Brooklyn's Wall of Tears: A Monumental Tribute to Gaza's Lost Children
A striking new public art installation in Brooklyn has transformed a city street into a sombre memorial for the youngest victims of the ongoing conflict in Gaza. The Wall of Tears, a monumental 50-foot-long mural, meticulously lists the names of 18,457 children who lost their lives between October 2023 and July 2025, according to data from the Gaza health ministry.

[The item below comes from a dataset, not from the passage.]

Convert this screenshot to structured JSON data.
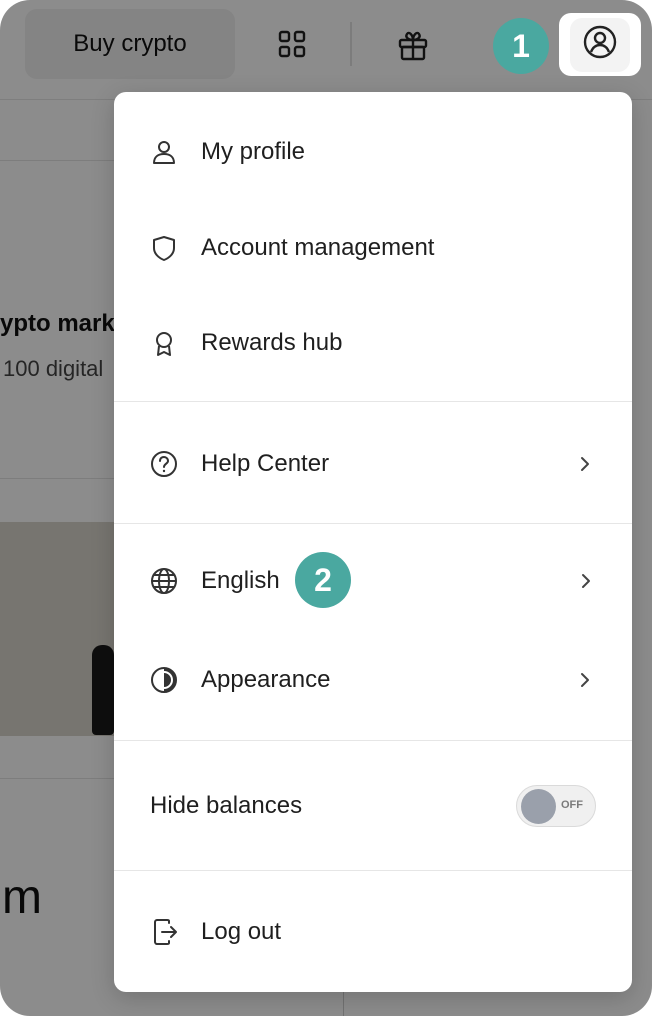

An Artistic Response to Overwhelming Tragedy
Created by veteran artist Phil Buehler, the installation opened on Thursday at 12 Grattan Street in Brooklyn, adjacent to the Pine Box Rock Shop bar. The sand-coloured mural, printed on waterproof and UV-coated vinyl, stands 10 feet tall and presents the children's names in chronological order of their deaths. "If you approach from a distance, it looks like almost an abstract painting and that draws people in to see, what is that?" Buehler explained during a telephone interview. "Then you'll see they're names of the children killed in Gaza since 7 October and there are thousands of them stretching down the block."
The project represents one of Buehler's most emotionally challenging works to date. "This is probably one of the hardest ones I've worked on emotionally," the 69-year-old artist confessed. He referenced a chilling quote often attributed to Stalin: "A single death is a tragedy, a million deaths is a statistic." Buehler's intention with the Wall of Tears is to bridge that gap, allowing viewers to comprehend both the staggering scale of loss and the individual human stories behind each name.

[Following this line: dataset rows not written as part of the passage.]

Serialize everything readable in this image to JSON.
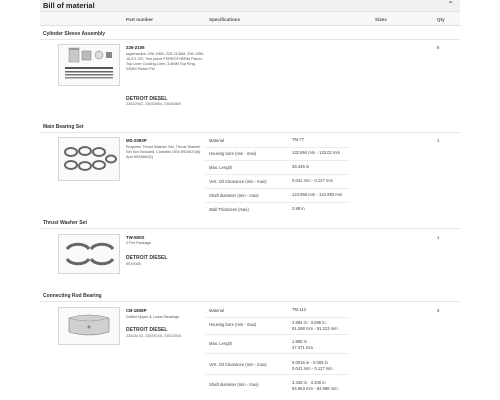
{
  "panel": {
    "title": "Bill of material"
  },
  "columns": {
    "part_number": "Part number",
    "specifications": "Specifications",
    "sizes": "Sizes",
    "qty": "Qty"
  },
  "items": [
    {
      "section": "Cylinder Sleeve Assembly",
      "part_number": "226-2106",
      "description": "supersedes: 226-1950, 226-2106M, 226-1950, 16.9:1 CR, Two piece FERROTHERM Piston; Top Liner Cooling-Liner, 3.6MM Top Ring, 22MM Piston Pin",
      "brand": "DETROIT DIESEL",
      "refs": "23532562, 23532564, 23530869",
      "qty": "6",
      "specs": []
    },
    {
      "section": "Main Bearing Set",
      "part_number": "MS-2093P",
      "description": "Requires Thrust Washer Set, Thrust Washer Set Not Included, Contains OE# 8929670(6) And 8929680(1)",
      "brand": "",
      "refs": "",
      "qty": "1",
      "specs": [
        {
          "label": "Material",
          "value": "TM-77"
        },
        {
          "label": "Housing bore (min - max)",
          "value": "132.994 mm - 133.02 mm"
        },
        {
          "label": "Max. Length",
          "value": "39.446 in"
        },
        {
          "label": "Vert. Oil Clearance (min - max)",
          "value": "0.041 mm - 0.127 mm"
        },
        {
          "label": "Shaft diameter (min - max)",
          "value": "124.968 mm - 124.993 mm"
        },
        {
          "label": "Wall Thickness (max)",
          "value": "3.98 in"
        }
      ]
    },
    {
      "section": "Thrust Washer Set",
      "part_number": "TW-600S",
      "description": "2 Per Package",
      "brand": "DETROIT DIESEL",
      "refs": "8929085",
      "qty": "1",
      "specs": []
    },
    {
      "section": "Connecting Rod Bearing",
      "part_number": "CB-1836P",
      "description": "Drilled Upper & Lower Bearings",
      "brand": "DETROIT DIESEL",
      "refs": "23526142, 23535745, 23523935",
      "qty": "6",
      "specs": [
        {
          "label": "Material",
          "value": "TM-112"
        },
        {
          "label": "Housing bore (min - max)",
          "value": "3.594 in - 3.595 in",
          "value2": "91.288 mm - 91.313 mm"
        },
        {
          "label": "Max. Length",
          "value": "1.865 in",
          "value2": "47.371 mm"
        },
        {
          "label": "Vert. Oil Clearance (min - max)",
          "value": "0.0016 in - 0.005 in",
          "value2": "0.041 mm - 0.117 mm"
        },
        {
          "label": "Shaft diameter (min - max)",
          "value": "3.345 in - 3.346 in",
          "value2": "84.963 mm - 84.988 mm"
        }
      ]
    }
  ]
}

Personal Stories Amidst Thousands of Names
The mural begins with the name of Wesam Iyad Mohammed Abu Fsaife, a 14-year-old boy, and concludes with Sabah Omar Saad al-Masri, an eight-year-old girl. Interspersed throughout the vast list are photographs and personal stories of individual children, sourced from reports by publications including the Guardian and the Washington Post. "That's the part that gets me when I look at it," Buehler reflected. "You see these faces full of joy and hope, snapshots from graduations and birthday parties and family gatherings and knowing that these kids' lives were just cut short."

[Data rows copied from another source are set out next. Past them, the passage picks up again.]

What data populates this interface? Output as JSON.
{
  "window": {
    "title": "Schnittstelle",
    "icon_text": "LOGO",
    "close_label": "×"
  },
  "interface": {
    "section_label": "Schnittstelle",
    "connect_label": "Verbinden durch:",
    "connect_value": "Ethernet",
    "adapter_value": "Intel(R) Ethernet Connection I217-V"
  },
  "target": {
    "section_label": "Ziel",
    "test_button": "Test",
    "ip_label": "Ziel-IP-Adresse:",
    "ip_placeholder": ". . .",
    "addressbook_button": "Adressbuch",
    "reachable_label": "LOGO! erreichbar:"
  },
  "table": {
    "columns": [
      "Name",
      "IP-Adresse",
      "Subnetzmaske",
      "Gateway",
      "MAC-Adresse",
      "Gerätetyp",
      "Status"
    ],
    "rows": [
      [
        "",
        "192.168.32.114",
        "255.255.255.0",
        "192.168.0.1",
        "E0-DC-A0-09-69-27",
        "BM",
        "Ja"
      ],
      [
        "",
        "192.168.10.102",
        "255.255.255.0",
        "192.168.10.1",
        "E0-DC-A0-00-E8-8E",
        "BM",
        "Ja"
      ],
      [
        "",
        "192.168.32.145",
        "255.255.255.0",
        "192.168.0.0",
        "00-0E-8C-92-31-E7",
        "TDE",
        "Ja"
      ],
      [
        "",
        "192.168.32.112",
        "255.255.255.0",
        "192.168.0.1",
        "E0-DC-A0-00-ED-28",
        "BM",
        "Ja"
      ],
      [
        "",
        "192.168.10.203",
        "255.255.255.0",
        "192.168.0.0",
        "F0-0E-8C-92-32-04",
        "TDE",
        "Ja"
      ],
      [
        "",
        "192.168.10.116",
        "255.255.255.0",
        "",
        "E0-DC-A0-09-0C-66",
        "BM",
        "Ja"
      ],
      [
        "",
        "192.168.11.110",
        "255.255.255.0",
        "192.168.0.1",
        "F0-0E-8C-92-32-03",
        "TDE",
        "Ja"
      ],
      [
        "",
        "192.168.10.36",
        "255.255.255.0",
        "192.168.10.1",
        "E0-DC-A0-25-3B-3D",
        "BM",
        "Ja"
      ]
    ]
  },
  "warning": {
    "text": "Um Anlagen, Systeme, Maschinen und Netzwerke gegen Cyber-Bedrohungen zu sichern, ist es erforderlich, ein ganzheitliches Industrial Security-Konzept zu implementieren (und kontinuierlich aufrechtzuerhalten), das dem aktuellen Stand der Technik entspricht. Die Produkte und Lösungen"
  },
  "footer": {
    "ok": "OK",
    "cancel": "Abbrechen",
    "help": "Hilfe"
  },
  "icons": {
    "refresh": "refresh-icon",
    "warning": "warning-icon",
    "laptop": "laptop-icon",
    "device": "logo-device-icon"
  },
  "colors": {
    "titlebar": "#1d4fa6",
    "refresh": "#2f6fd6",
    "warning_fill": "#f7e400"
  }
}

Buehler hopes the installation will provoke deep personal reflection and action. "You can't not think about your own kids and your own families," he said. "I hope that might lead people to think about how they might help, even if it's just, take a photo of the mural and pass it along on their social media to their friends and family because hearing something from someone you know is important."
Timing and Context in a Divided City
The artist deliberately opened the installation on the second anniversary of a particularly harrowing incident: the death of Hind Rajab, a five-year-old Palestinian girl. According to the Forensic Architecture research group, Hind was left to bleed out among the bodies of six family members after their car was targeted by an Israeli tank. Audio recordings of her final, desperate calls for help, released by the Palestine Red Crescent Society, form the basis of an Oscar-nominated Tunisian film, The Voice of Hind Rajab. "She's five and she's pleading, come get me," Buehler said of the film. "This innocent five-year-old kid has become the image of the tragedy there."
The Wall of Tears arrives amidst a deeply polarised political climate in New York City, home to nearly one million Jews—the largest Jewish population outside Israel. Buehler addressed the sensitive nature of the work head-on, rejecting the conflation of opposition to the war with antisemitism. "Conflating those two things makes it more difficult to talk about," he argued. "You can't have that conversation at all. I worry a little bit about that with this piece."
He noted the fears within both communities: "Most of my Jewish friends are liberal Jews and their reaction was, it's a tragedy, their heart goes out for these kids and these families, but they are afraid bringing attention to it will bounce back as antisemitism. So Jews are afraid of bringing attention to it and Palestinians are afraid of bringing attention to it because it bounces back against them."
A Legacy of Provocative Public Art
Phil Buehler is no stranger to creating large-scale, data-driven art that confronts difficult political realities. His previous works include:
- Wall of Lies: Displaying over 20,000 false statements made by Donald Trump during his first presidential term.
- Wall of Liars and Deniers: Listing 381 Republican election deniers who ran in the 2022 midterm elections.
- Wall of Shame: Chronicling the actions of more than 1,500 individuals involved in the January 6th Capitol riot.
- Empty Beds: Highlighting the abduction of nearly 20,000 Ukrainian children by Russia.
For the Wall of Tears, Buehler collaborated with the non-profit organisation Radio Free Brooklyn. The artist acknowledges a tragic limitation of the project: it is necessarily incomplete. The mural only records deaths up to July 2025, the most recent update available from Gaza health authorities at the time of production. Hundreds more children have been killed since, even following a ceasefire in October.
"I hope with this piece, the Wall of Tears, you can both understand the scale of these 18,457 children's deaths by seeing their names stretching down the street 50 ft and empathise with their surviving families," Buehler concluded, offering a poignant hope for his powerful and painful public memorial.